Drugim przykładem będą zdecydowanie rysunki Namio Harukawy, które bardzo lubię, głównie ze względu na spójność wykreowanego świata. Mówimy tu o krainie przypominającej do złudzenia prawdziwie funkcjonującą metropolię, w której dużych rozmiarów kobiety rządzą światem, a ich metodą na rozrywkę jest upokarzanie (najczęściej na tle seksualnym) malutkich mężczyzn w celu sprawiania sobie frajdy. Choć nieraz odnoszę wrażenie, że chodzi też o każualową przyjemność, gdyż czasem można obserwować farmy malutkich facetów zapiętych w kajdany, którzy potem prawie w całości znikają w ich pupach, a kobiety odchodzą, paląc papierosa, podczas gdy bezwładne ciałka kolesi dyndają spomiędzy pośladków jak ogony dodawane do anal plugów. To taki Schulz, tylko podniesiony do kwadratu, jednocześnie z dużo lepszym i czystszym warsztatem oraz delikatnym sposobem przedstawienia. Nigdzie nie ma tak ładnie narysowanych chorych rzeczy. W każdej knajpie, w której kobiety oddają się uciechom, jest kilku małych panów liżących im stopy i jedzących ich fekalia, gotowych oddać zawsze swoje życie, najczęściej przez złamanie karku. Jest w tym coś z ikon: ważne postaci duże, nieważne postaci malutkie, gotowe na każde skinienie. Znowu przychodzą mi na myśl Tiger Lillies, którzy normalnie śpiewają np. o paleniu żywcem małych sierot, a jednocześnie operowo/kabaretowy głos daje nam bardzo wiele ukojenia. Czarny humor – zbyt czarny, ale znakomity, wart obudzenia w sobie psychopaty. To jest ta spójność, o której marzę: ludzie i obiekty przedstawione tak dobrze, że można czasem stwierdzić, o czym myślą. Dlatego chciałbym, żeby patrząc na moje wypociny dało się określić dość realnie, jak czuli się bohaterowie/miejsca/przedmioty, ale żeby nie wymykało się to konwencji.

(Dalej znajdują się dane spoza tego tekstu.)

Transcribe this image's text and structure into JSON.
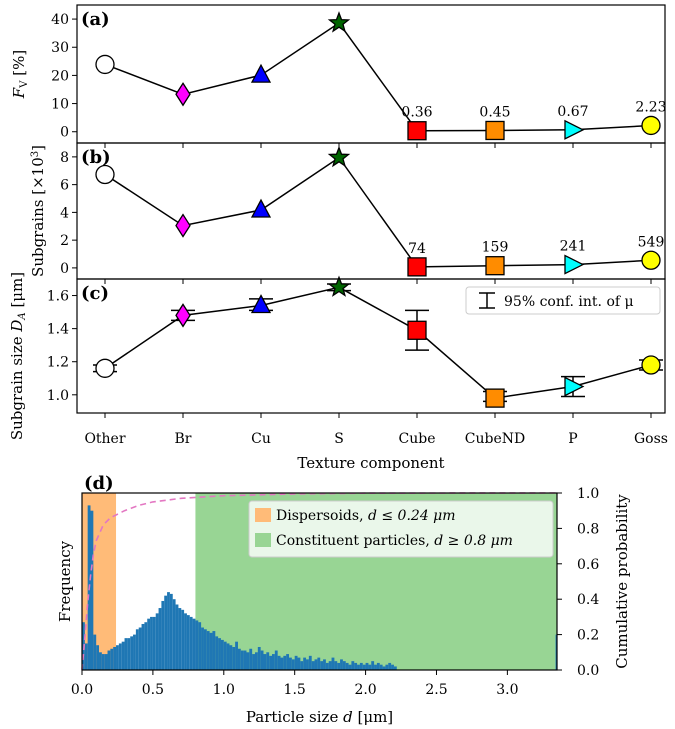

„To wszystko tak słowem ogólnego wstępu, żeby zarysować mnie i sprawy, które mną kierują. Przy okazji tego dyplomu chciałbym, żeby obrazy nadawały atmosferę, były pocztówkami ze świata, o którym gadam, a rysunki – sytuacjami, które się w nim dzieją. Choć nie wykluczam, że może zdarzy się jakaś pomieszana lub zupełnie inna sytuacja. Tak czy siak, na pierwszym miejscu jest spójność klimatu i moje poczucie reżysera, demiurga i w ogóle prze-kozaka, ale też delikatnego kwiatuszka”.